Source: The Wharton School, University of Pennsylvania & Sloan School of Management, MIT
- In 2020, the value of the predictive analytics industry was $8 billion. By 2028, this industry is projected to grow to almost five times its current size and reach a total revenue of $39 billion.
Source: Zion Market Research
Free will, ethical concerns, and more
Predictive analytics are permeating more and more aspects of our lives. One of many challenges related to these new developments is, however, that no one is asking us for our permission. And there is no framework within which algorithmic predictions are regulated. People are supposed to have free will and agency, and we should always have access to opportunities that enable us to succeed in spite of predictions or odds. Like former South African president and civil rights advocate Nelson Mandela did when he dedicated his life to fighting for equality – and ultimately helped overthrow South Africa’s racist apartheid system. Or Marie Curie, a young Polish woman who excelled during a time when it was unheard of – even prohibited – for a woman to study physics. Despite these odds, she finished at the top of her class at Sorbonne University in Paris, and her discoveries and innovations in the fields of radioactivity and the use of X-Rays changed the world.

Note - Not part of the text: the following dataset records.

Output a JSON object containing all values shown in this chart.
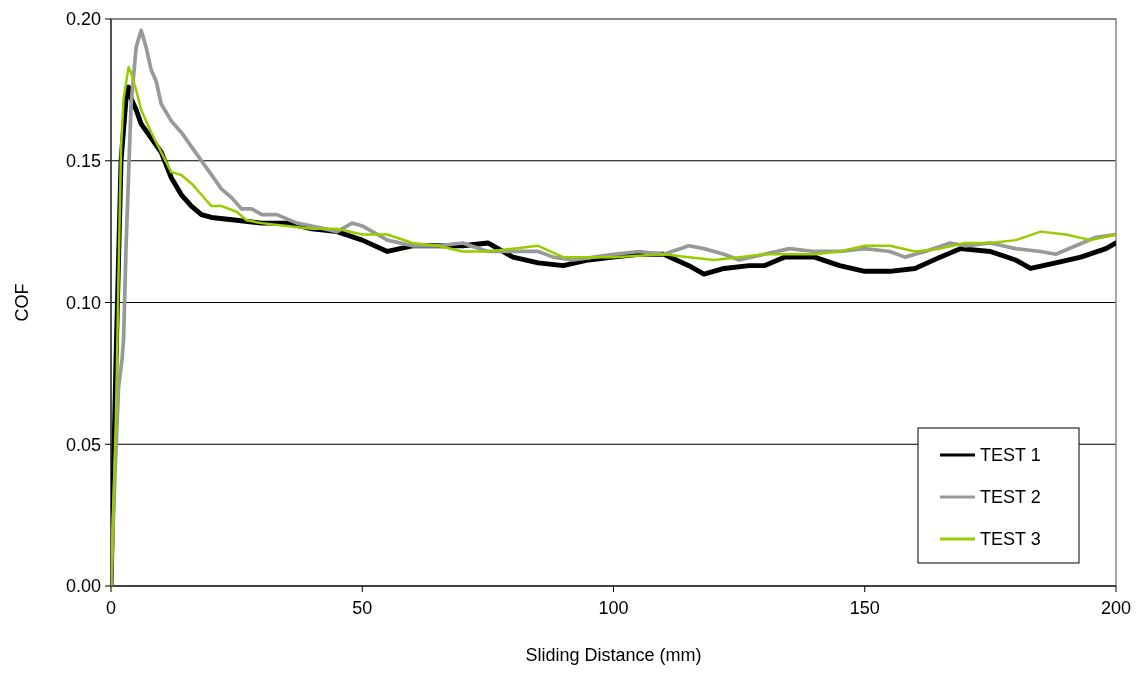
{
  "chart_data": {
    "type": "line",
    "xlabel": "Sliding Distance (mm)",
    "ylabel": "COF",
    "xlim": [
      0,
      200
    ],
    "xticks": [
      0,
      50,
      100,
      150,
      200
    ],
    "ylim": [
      0,
      0.2
    ],
    "yticks": [
      {
        "value": 0,
        "label": "0.00"
      },
      {
        "value": 0.05,
        "label": "0.05"
      },
      {
        "value": 0.1,
        "label": "0.10"
      },
      {
        "value": 0.15,
        "label": "0.15"
      },
      {
        "value": 0.2,
        "label": "0.20"
      }
    ],
    "grid": "y",
    "legend": "bottom right",
    "marker": "none",
    "line_style": "solid",
    "series": [
      {
        "name": "TEST 1",
        "color": "#000000",
        "x": [
          0,
          1,
          2,
          3,
          3.5,
          4,
          5,
          6,
          8,
          10,
          12,
          14,
          16,
          18,
          20,
          25,
          30,
          35,
          40,
          45,
          50,
          55,
          60,
          65,
          70,
          75,
          78,
          80,
          85,
          90,
          95,
          100,
          105,
          110,
          115,
          118,
          122,
          127,
          130,
          134,
          140,
          145,
          150,
          155,
          160,
          165,
          169,
          175,
          180,
          183,
          188,
          193,
          198,
          200
        ],
        "values": [
          0,
          0.08,
          0.15,
          0.172,
          0.176,
          0.172,
          0.168,
          0.163,
          0.158,
          0.153,
          0.144,
          0.138,
          0.134,
          0.131,
          0.13,
          0.129,
          0.128,
          0.128,
          0.126,
          0.125,
          0.122,
          0.118,
          0.12,
          0.12,
          0.12,
          0.121,
          0.118,
          0.116,
          0.114,
          0.113,
          0.115,
          0.116,
          0.117,
          0.117,
          0.113,
          0.11,
          0.112,
          0.113,
          0.113,
          0.116,
          0.116,
          0.113,
          0.111,
          0.111,
          0.112,
          0.116,
          0.119,
          0.118,
          0.115,
          0.112,
          0.114,
          0.116,
          0.119,
          0.121
        ]
      },
      {
        "name": "TEST 2",
        "color": "#999999",
        "x": [
          0,
          0.8,
          1.5,
          2.2,
          2.5,
          3,
          4,
          5,
          6,
          7,
          8,
          9,
          10,
          12,
          14,
          16,
          18,
          20,
          22,
          24,
          26,
          28,
          30,
          33,
          37,
          40,
          45,
          48,
          50,
          53,
          55,
          60,
          65,
          70,
          75,
          80,
          85,
          88,
          92,
          100,
          105,
          110,
          115,
          118,
          122,
          125,
          130,
          135,
          140,
          145,
          150,
          155,
          158,
          162,
          167,
          170,
          175,
          180,
          185,
          188,
          192,
          196,
          200
        ],
        "values": [
          0,
          0.04,
          0.07,
          0.08,
          0.087,
          0.12,
          0.17,
          0.19,
          0.196,
          0.19,
          0.182,
          0.178,
          0.17,
          0.164,
          0.16,
          0.155,
          0.15,
          0.145,
          0.14,
          0.137,
          0.133,
          0.133,
          0.131,
          0.131,
          0.128,
          0.127,
          0.125,
          0.128,
          0.127,
          0.124,
          0.122,
          0.12,
          0.12,
          0.121,
          0.118,
          0.118,
          0.118,
          0.116,
          0.115,
          0.117,
          0.118,
          0.117,
          0.12,
          0.119,
          0.117,
          0.115,
          0.117,
          0.119,
          0.118,
          0.118,
          0.119,
          0.118,
          0.116,
          0.118,
          0.121,
          0.12,
          0.121,
          0.119,
          0.118,
          0.117,
          0.12,
          0.123,
          0.124
        ]
      },
      {
        "name": "TEST 3",
        "color": "#99cc00",
        "x": [
          0,
          1,
          1.5,
          2,
          2.5,
          3.5,
          4,
          5,
          6,
          8,
          10,
          12,
          14,
          16,
          18,
          20,
          22,
          25,
          27,
          30,
          35,
          40,
          45,
          50,
          55,
          60,
          65,
          70,
          75,
          80,
          85,
          90,
          95,
          100,
          110,
          115,
          120,
          125,
          130,
          140,
          145,
          150,
          155,
          160,
          165,
          170,
          175,
          180,
          185,
          190,
          195,
          200
        ],
        "values": [
          0,
          0.06,
          0.11,
          0.155,
          0.172,
          0.183,
          0.181,
          0.175,
          0.168,
          0.16,
          0.153,
          0.146,
          0.145,
          0.142,
          0.138,
          0.134,
          0.134,
          0.132,
          0.129,
          0.128,
          0.127,
          0.126,
          0.126,
          0.124,
          0.124,
          0.121,
          0.12,
          0.118,
          0.118,
          0.119,
          0.12,
          0.116,
          0.116,
          0.116,
          0.117,
          0.116,
          0.115,
          0.116,
          0.117,
          0.117,
          0.118,
          0.12,
          0.12,
          0.118,
          0.119,
          0.121,
          0.121,
          0.122,
          0.125,
          0.124,
          0.122,
          0.124
        ]
      }
    ]
  }
}
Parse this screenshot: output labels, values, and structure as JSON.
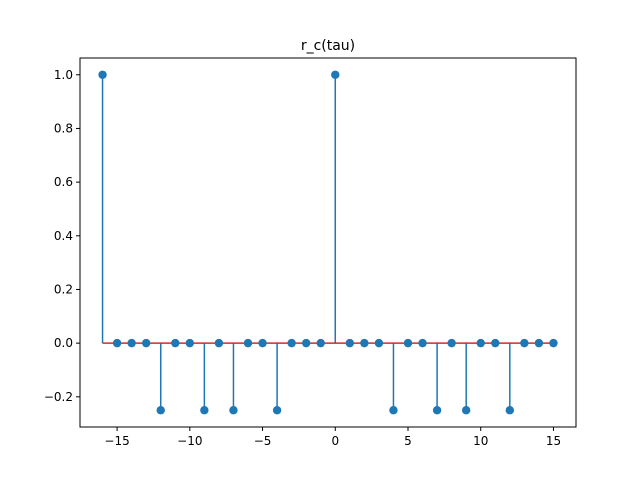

The more AI is used to put people in categories and make predictions about them, the more we will be cheated out of a future in which we can use our own free will to make a difference – against the odds.
The general idea is that algorithms and their predictions – or nudges in a certain direction – will help us make better and faster decisions, leaving us with more time for important things, such as leisure time and spending important moments with our loved ones. But the reality isn’t so simple. In fact, the more artificial intelligence is used to put people in categories and make predictions about them, the less agency we will eventually be left with, and the more we will be cheated out of a future in which we can use our own free will to make a difference – against the odds. Predictions can even interfere with reality. If an algorithm advises a company against hiring you for a certain job – because it has determined, based on historical data, that you are not likely to be a good employee – this can have a significant impact on your life. The extensive use of predictions can even influence the way we think about ourselves and our capabilities, robbing us of future chances to prove (and believe) that we are, in fact, a good employee. Predictions can even turn into self-fulfilling prophecies and lead to problems like misinformation, polarisation, and increasing inequality.
A world in which we surrender to and live according to predictions would mean that there would no longer be much point to striving to make things better, and working to change future outcomes would no longer serve much purpose. It would be the end of possibilities, hope, and triumph over adversities. It would undermine our ability to defy the odds – which is a critical human ability that has, throughout history, helped save entire nations. Blame, praise, incentives, punishment, grades… all of these would no longer serve any real purpose if we would allow algorithms to increasingly predict or even determine future outcomes. And determining people’s fate based on the predictions of algorithms would boil down to turning them into machines.
So, even though algorithmic predictions can help us in many ways and offer a multitude of benefits and solutions for various challenges, it is of great importance that we carefully consider the potential downsides as well. At the very least, we will need to develop clear guidelines and safeguards for the use of algorithmic predictions and their future consequences.